De l’autre, le 14 août 2026, Google a rendu le filigrane visible optionnel : tu peux désormais le désactiver dans les réglages de Gemini (le marquage invisible, lui, reste toujours là). Et le 17 août, la Motion Picture Association et ByteDance ont signé un accord inédit encadrant la protection des personnages et des personnalités dans les modèles de génération, signe que les studios reprennent la main sur le sujet.
Ce que ça veut dire pour toi : si tu publies une image générée dans un cadre professionnel, notamment un deepfake ou une image réaliste d’une personne, tu dois le signaler clairement. Et pars du principe que toute image générée par un grand modèle est techniquement traçable, filigrane visible ou pas.
Ce que ces outils ne font toujours pas bien
L’honnêteté d’usage : les mains ont beaucoup progressé mais les détails anatomiques dérapent encore sur les scènes complexes, le texte long dans l’image reste fragile hors des spécialistes, et la cohérence parfaite d’un personnage sur toute une série demande encore du travail de prompt et des images de référence. Enfin, les quotas gratuits fondent vite dès que tu itères sérieusement : compte une dizaine d’essais pour une image vraiment aboutie.
FAQ
Quel est le meilleur générateur d’image IA gratuit ?
Nano Banana 2, dans l’app Gemini de Google : gratuit avec un quota quotidien, rapide, jusqu’en 4K, et c’est le modèle par défaut de Google depuis février 2026. ChatGPT Images 2.0 dépanne aussi en gratuit, mais avec un quota beaucoup plus serré.
Est-ce que DALL-E existe encore ?
Non. OpenAI a coupé les API de DALL-E 2 et 3 en mai 2026. La génération d’images d’OpenAI passe désormais par gpt-image-2, intégré à ChatGPT sous le nom ChatGPT Images 2.0.
Peut-on utiliser ces images commercialement ?

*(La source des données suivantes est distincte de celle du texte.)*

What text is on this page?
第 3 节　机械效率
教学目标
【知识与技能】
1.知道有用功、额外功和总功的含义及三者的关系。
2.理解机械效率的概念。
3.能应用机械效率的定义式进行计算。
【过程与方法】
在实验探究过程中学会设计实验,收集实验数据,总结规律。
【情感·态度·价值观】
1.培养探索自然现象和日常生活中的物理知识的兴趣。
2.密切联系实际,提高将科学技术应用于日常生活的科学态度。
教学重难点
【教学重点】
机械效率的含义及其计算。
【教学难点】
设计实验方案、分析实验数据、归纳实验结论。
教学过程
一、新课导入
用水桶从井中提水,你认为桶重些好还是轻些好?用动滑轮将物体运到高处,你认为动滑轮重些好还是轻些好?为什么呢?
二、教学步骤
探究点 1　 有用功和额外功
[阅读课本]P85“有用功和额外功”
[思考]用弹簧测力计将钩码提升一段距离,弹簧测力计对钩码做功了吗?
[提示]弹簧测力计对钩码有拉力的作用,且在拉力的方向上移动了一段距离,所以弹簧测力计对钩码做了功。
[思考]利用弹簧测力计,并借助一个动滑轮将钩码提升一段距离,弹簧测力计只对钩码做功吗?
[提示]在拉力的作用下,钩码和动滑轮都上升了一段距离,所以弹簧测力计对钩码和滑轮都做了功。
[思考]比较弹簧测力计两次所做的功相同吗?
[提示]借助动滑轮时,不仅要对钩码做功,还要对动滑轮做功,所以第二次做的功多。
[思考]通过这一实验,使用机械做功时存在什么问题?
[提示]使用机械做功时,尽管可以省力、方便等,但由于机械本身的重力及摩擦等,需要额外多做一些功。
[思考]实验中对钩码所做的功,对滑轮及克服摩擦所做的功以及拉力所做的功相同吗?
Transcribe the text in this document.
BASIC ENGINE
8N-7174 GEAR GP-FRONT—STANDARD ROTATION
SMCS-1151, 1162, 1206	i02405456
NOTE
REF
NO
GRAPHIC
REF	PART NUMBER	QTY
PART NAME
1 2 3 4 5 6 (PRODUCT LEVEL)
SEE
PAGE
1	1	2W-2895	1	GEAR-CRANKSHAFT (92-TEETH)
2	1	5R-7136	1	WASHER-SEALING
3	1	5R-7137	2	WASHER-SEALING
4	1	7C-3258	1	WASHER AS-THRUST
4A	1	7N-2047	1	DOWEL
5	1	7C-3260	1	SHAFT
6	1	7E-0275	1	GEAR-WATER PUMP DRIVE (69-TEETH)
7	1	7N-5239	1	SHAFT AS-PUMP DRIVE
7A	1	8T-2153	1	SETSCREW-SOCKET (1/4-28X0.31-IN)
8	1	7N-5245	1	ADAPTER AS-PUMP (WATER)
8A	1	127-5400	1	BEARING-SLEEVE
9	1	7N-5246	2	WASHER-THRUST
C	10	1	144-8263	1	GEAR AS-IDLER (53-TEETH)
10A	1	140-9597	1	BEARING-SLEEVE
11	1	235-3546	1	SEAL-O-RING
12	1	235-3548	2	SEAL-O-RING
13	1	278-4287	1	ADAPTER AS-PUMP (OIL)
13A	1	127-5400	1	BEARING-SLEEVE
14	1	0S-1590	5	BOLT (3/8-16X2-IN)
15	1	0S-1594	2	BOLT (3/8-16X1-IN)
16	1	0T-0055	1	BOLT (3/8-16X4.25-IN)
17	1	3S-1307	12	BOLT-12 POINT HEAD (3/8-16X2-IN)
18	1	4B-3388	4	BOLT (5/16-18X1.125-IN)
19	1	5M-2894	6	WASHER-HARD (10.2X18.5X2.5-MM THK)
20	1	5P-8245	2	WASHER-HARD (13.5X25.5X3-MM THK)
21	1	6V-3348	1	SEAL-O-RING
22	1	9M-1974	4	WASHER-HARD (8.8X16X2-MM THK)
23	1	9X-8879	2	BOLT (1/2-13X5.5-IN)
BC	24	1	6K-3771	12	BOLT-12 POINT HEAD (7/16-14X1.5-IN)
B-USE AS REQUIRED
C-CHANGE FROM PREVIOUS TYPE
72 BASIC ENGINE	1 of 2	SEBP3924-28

Chaque outil a ses conditions : Adobe Firefly est conçu pour ça, Midjourney l’autorise avec un abonnement payant, et les autres l’autorisent généralement selon le plan. Vérifie les conditions de ton plan avant tout usage client, et garde en tête l’obligation de signalement des contenus générés dans certains contextes (AI Act).
Les images IA sont-elles reconnaissables ?
De plus en plus, techniquement : les grands fournisseurs embarquent des filigranes invisibles (SynthID chez Google) et des métadonnées C2PA. Le filigrane visible de Google est devenu optionnel en août 2026, mais le marquage invisible reste systématique.
Quel générateur pour écrire du texte dans une image ?
Ideogram 4 est le spécialiste. Nano Banana 2 et ChatGPT Images 2.0 s’en sortent désormais très bien aussi pour des affiches et visuels courts.